MongoDB query language is optimised to find and return documents from one collection. Data warehouse data model is aligned with the natural business concepts and business events. It is unlikely that the data from one collection will fit one DW table, probably you either need to split the collection data to multiple DW tables or join the data from multiple collections to form a table record. Luckily, ETL tools cope with this job.

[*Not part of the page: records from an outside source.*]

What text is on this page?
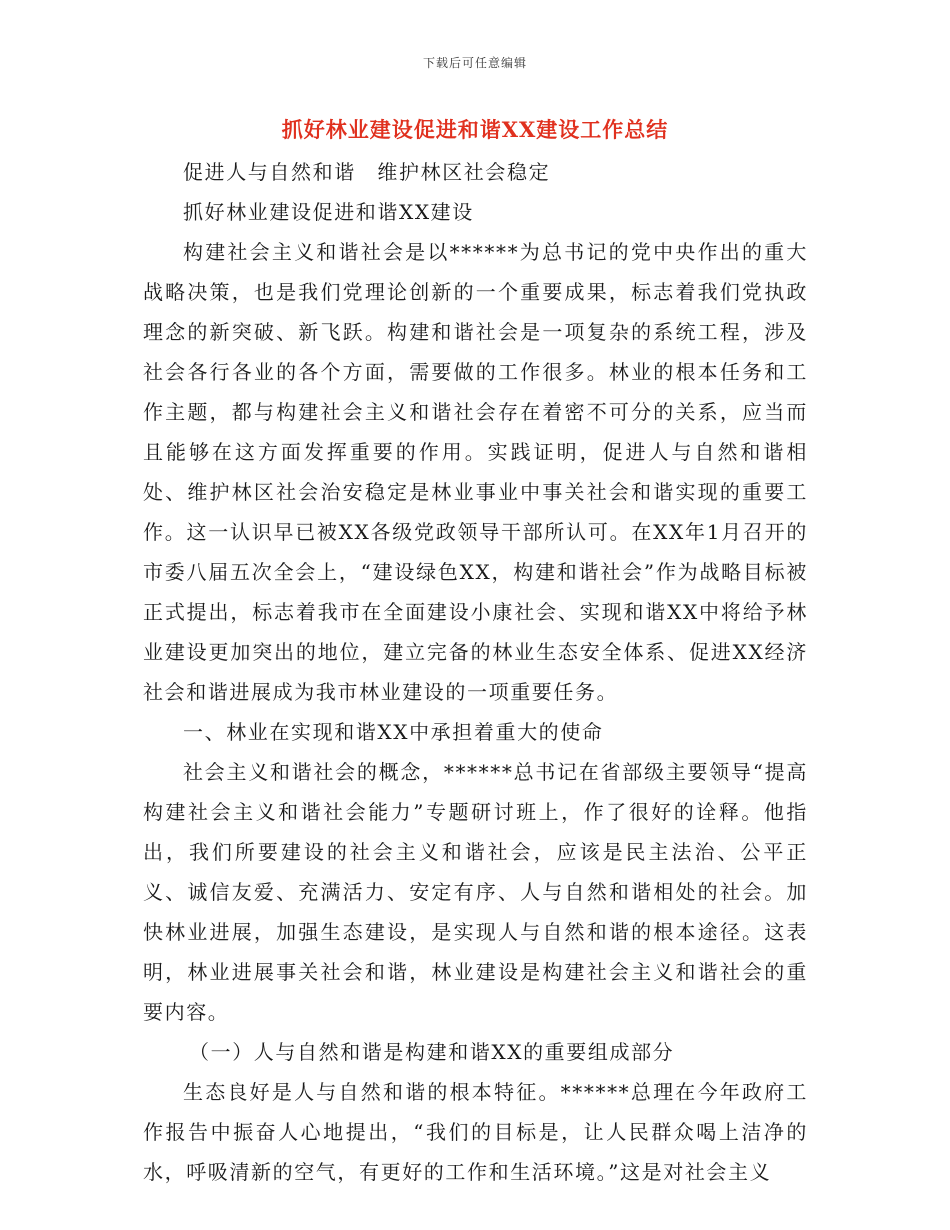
下载后可任意编辑
抓好林业建设促进和谐XX建设工作总结

促进人与自然和谐　维护林区社会稳定

抓好林业建设促进和谐XX建设

构建社会主义和谐社会是以******为总书记的党中央作出的重大战略决策，也是我们党理论创新的一个重要成果，标志着我们党执政理念的新突破、新飞跃。构建和谐社会是一项复杂的系统工程，涉及社会各行各业的各个方面，需要做的工作很多。林业的根本任务和工作主题，都与构建社会主义和谐社会存在着密不可分的关系，应当而且能够在这方面发挥重要的作用。实践证明，促进人与自然和谐相处、维护林区社会治安稳定是林业事业中事关社会和谐实现的重要工作。这一认识早已被XX各级党政领导干部所认可。在XX年1月召开的市委八届五次全会上，“建设绿色XX，构建和谐社会”作为战略目标被正式提出，标志着我市在全面建设小康社会、实现和谐XX中将给予林业建设更加突出的地位，建立完备的林业生态安全体系、促进XX经济社会和谐进展成为我市林业建设的一项重要任务。

一、林业在实现和谐XX中承担着重大的使命

社会主义和谐社会的概念，******总书记在省部级主要领导“提高构建社会主义和谐社会能力”专题研讨班上，作了很好的诠释。他指出，我们所要建设的社会主义和谐社会，应该是民主法治、公平正义、诚信友爱、充满活力、安定有序、人与自然和谐相处的社会。加快林业进展，加强生态建设，是实现人与自然和谐的根本途径。这表明，林业进展事关社会和谐，林业建设是构建社会主义和谐社会的重要内容。

（一）人与自然和谐是构建和谐XX的重要组成部分

生态良好是人与自然和谐的根本特征。******总理在今年政府工作报告中振奋人心地提出，“我们的目标是，让人民群众喝上洁净的水，呼吸清新的空气，有更好的工作和生活环境。”这是对社会主义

The last, but probably the most important challenge is CDC, change data capture. You absolutely don’t want to load the whole collection every time to check if the DW data is still up to date by comparing every document. You need to load only those documents which were created or updated since the last load. MongoDB always stores the document create date, although it is hidden in the automatically generated _id field. Bad news is it’s almost unusable in our case for our purpose; none of the above plugins allow extracting the timestamp part of the _id into a separate field, converted to date, which could be compared to the last job run timestamp we captured in DW load metadata (but this could be achieved if you’re writing your own code). So your CDC solution will rely on some date/time document fields, which is reasonable in case of previous example of device reads. In other cases the transactional application that writes and updates the MongoDB documents must populate Created date and Modified date fields to enable CDC for data warehouse.
Straight to Report
What if we just want to plug in our reporting tool straight to MongoDB and avoid all of the above? Hmmm, et tu? Those tools don’t cope with gigantic amounts of data, unless probably the servers they run at are beefed up with resources, which is normally accompanied with the extra cost. Also all the above ETL challenges don’t go away, they just need to be addressed within the report. And remember, the whole point was to integrate the NoSQL data with data from other sources the organisation has? Once you’ve done the integration for one report, you will be asked to copy and paste it to another, very similar report, and maintain both. This fails immediately once you find that someone has copied one of these reports, had a bug in integration part and produces slightly different KPIs. That’s why we do all the integration in the data warehouse and plug reporting tool just to the one source, so you don’t need to worry where the data came from initially.
It would make sense to get the data directly from the MongoDB in case of operational reporting though. It looks like MongoDB Connector for BI works just fine.